Aggregation of amyloid β peptides (AβP) forming fibrils and senile plaques is associated with numerous neurodegenerative disorders such as Alzheimer’s disease (AD). While there is no cure for AD, there is a possibility to retard and prevent the impairment. Inhibiting or interfering the aggregation of Aβ using fullerenes has shown to be a promising strategy to treat AD. The hydrophobic nature of fullerenes compromises its interaction with living cells inducing toxicity; thus, it is necessary to functionalize the molecule promoting its water solubility.
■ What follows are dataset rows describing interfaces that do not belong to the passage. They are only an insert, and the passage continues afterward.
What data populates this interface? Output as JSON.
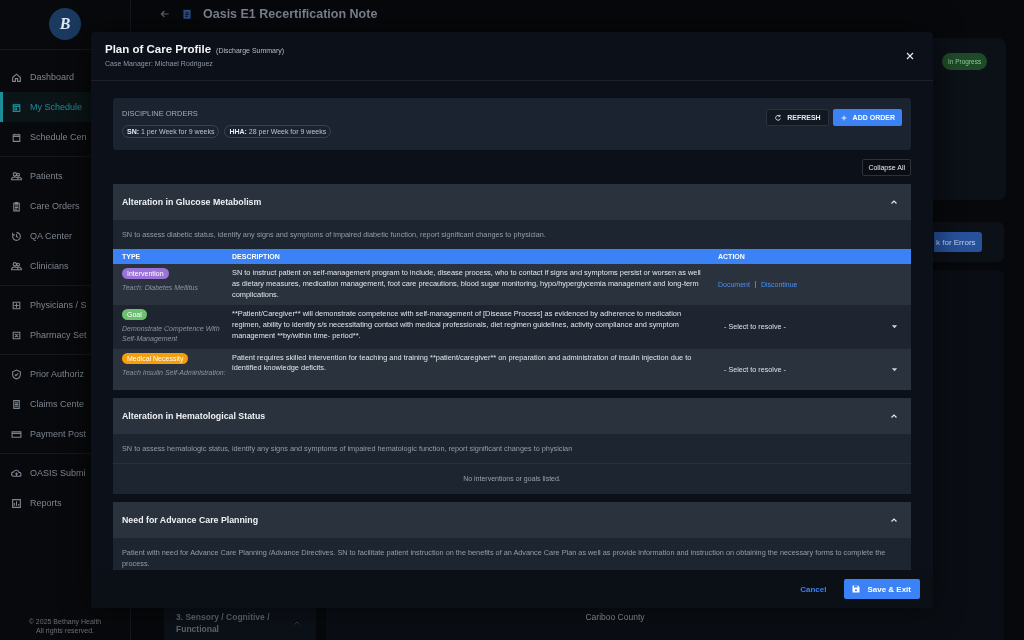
{
  "sidebar": {
    "logo": "B",
    "groups": [
      [
        {
          "label": "Dashboard",
          "selected": false
        },
        {
          "label": "My Schedule",
          "selected": true
        },
        {
          "label": "Schedule Cen",
          "selected": false
        }
      ],
      [
        {
          "label": "Patients",
          "selected": false
        },
        {
          "label": "Care Orders",
          "selected": false
        },
        {
          "label": "QA Center",
          "selected": false
        },
        {
          "label": "Clinicians",
          "selected": false
        }
      ],
      [
        {
          "label": "Physicians / S",
          "selected": false
        },
        {
          "label": "Pharmacy Set",
          "selected": false
        }
      ],
      [
        {
          "label": "Prior Authoriz",
          "selected": false
        },
        {
          "label": "Claims Cente",
          "selected": false
        },
        {
          "label": "Payment Post",
          "selected": false
        }
      ],
      [
        {
          "label": "OASIS Submi",
          "selected": false
        },
        {
          "label": "Reports",
          "selected": false
        }
      ]
    ],
    "footer": [
      "© 2025 Bethany Health",
      "All rights reserved."
    ]
  },
  "page": {
    "title": "Oasis E1 Recertification Note",
    "status": "In Progress",
    "errors_button": "k for Errors",
    "section_item": {
      "label": "3. Sensory / Cognitive / Functional",
      "expanded": true
    },
    "county": "Cariboo County"
  },
  "modal": {
    "title": "Plan of Care Profile",
    "subtitle": "(Discharge Summary)",
    "case_manager": "Case Manager: Michael Rodriguez",
    "discipline_orders": {
      "title": "DISCIPLINE ORDERS",
      "chips": [
        "**SN:** 1 per Week for 9 weeks",
        "**HHA:** 28 per Week for 9 weeks"
      ],
      "refresh": "REFRESH",
      "add": "ADD ORDER"
    },
    "collapse_all": "Collapse All",
    "columns": [
      "TYPE",
      "DESCRIPTION",
      "ACTION"
    ],
    "sections": [
      {
        "title": "Alteration in Glucose Metabolism",
        "expanded": true,
        "description": "SN to assess diabetic status, identify any signs and symptoms of impaired diabetic function, report significant changes to physician.",
        "rows": [
          {
            "tag": "Intervention",
            "color": "#9b72d8",
            "subtitle": "Teach: Diabetes Mellitus",
            "description": "SN to instruct patient on self-management program to include, disease process, who to contact if signs and symptoms persist or worsen as well as dietary measures, medication management, foot care precautions, blood sugar monitoring, hypo/hyperglycemia management and long-term complications.",
            "action": {
              "kind": "links",
              "links": [
                "Document",
                "Discontinue"
              ]
            }
          },
          {
            "tag": "Goal",
            "color": "#6cc070",
            "subtitle": "Demonstrate Competence With Self-Management",
            "description": "**Patient/Caregiver** will demonstrate competence with self-management of [Disease Process] as evidenced by adherence to medication regimen, ability to identify s/s necessitating contact with medical professionals, diet regimen guidelines, activity compliance and symptom management **by/within time- period**.",
            "action": {
              "kind": "select",
              "value": "- Select to resolve -"
            }
          },
          {
            "tag": "Medical Necessity",
            "color": "#f59e0b",
            "subtitle": "Teach Insulin Self-Administration:",
            "description": "Patient requires skilled intervention for teaching and training **patient/caregiver** on preparation and administration of insulin injection due to identified knowledge deficits.",
            "action": {
              "kind": "select",
              "value": "- Select to resolve -"
            }
          }
        ]
      },
      {
        "title": "Alteration in Hematological Status",
        "expanded": true,
        "description": "SN to assess hematologic status, identify any signs and symptoms of impaired hematologic function, report significant changes to physician",
        "empty": "No interventions or goals listed."
      },
      {
        "title": "Need for Advance Care Planning",
        "expanded": true,
        "description": "Patient with need for Advance Care Planning /Advance Directives. SN to facilitate patient instruction on the benefits of an Advance Care Plan as well as provide information and instruction on obtaining the necessary forms to complete the process."
      }
    ],
    "cancel": "Cancel",
    "save": "Save & Exit"
  }
}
In this study, we evaluate the structural and dynamical properties of six diethyl malonate C₆₀ fullerene adducts and its corresponding sodium salts in aqueous solution by molecular dynamics simulations. By means of radial distribution functions, hydrogen bond counting, density profiles, and solvent-accessible surface area, we demonstrate that the sodium malonate fullerene adducts have higher hydration ability while the corresponding diethyl malonate adducts show a hydrophobic tendency, forming self-aggregates. Additionally, we calculate the density profiles of ternary systems including amyloid β peptide 1–42 (AβP₄₂) monomers and found that bis-, tris-, tetra-, and pentaadducts of C₆₀ with disodium malonate addends interact with amyloid molecules, blocking partially their self-aggregation. These data support the understanding of previous reports that indicated the efficiency of sodium malonate fullerene as inhibitors of AβP aggregation. Additionally, we performe measurements in vitro by dynamic light scattering and found that fullerene aggregation is independent of incubation time.

摘要

形成原纤维和老年斑的淀粉样β肽（AβP）的聚集与许多神经退行性疾病例如阿尔茨海默氏病（AD）有关。虽然无法治愈AD，但有可能延迟和预防这种损害。使用富勒烯抑制或干扰Aβ的聚集已被证明是治疗AD的有前途的策略。富勒烯的疏水性损害了它与活细胞的相互作用，导致毒性。因此，有必要对促进其水溶性的分子进行功能化。在这项研究中，我们评估了丙二酸二乙酯C ₆₀的结构和动力学性质。分子动力学模拟研究富勒烯加合物及其在水溶液中的相应钠盐。通过径向分布函数，氢键计数，密度分布和溶剂可及表面积，我们证明丙二酸钠富勒烯加合物具有更高的水合能力，而相应的丙二酸二乙酯加合物则表现出疏水趋势，形成自聚集体。此外，我们计算三元系统中，包括淀粉状蛋白β肽1-42（AβP的密度分布₄₂）单体，发现双- ，三- ，四- ，和C的pentaadducts ₆₀丙二酸二钠加成物与淀粉样蛋白分子相互作用，部分阻止其自身聚集。这些数据支持对先前报道的理解，该报道表明丙二酸富勒烯钠作为AβP聚集抑制剂的效率。此外，我们通过动态光散射在体外进行测量，发现富勒烯聚集与孵育时间无关。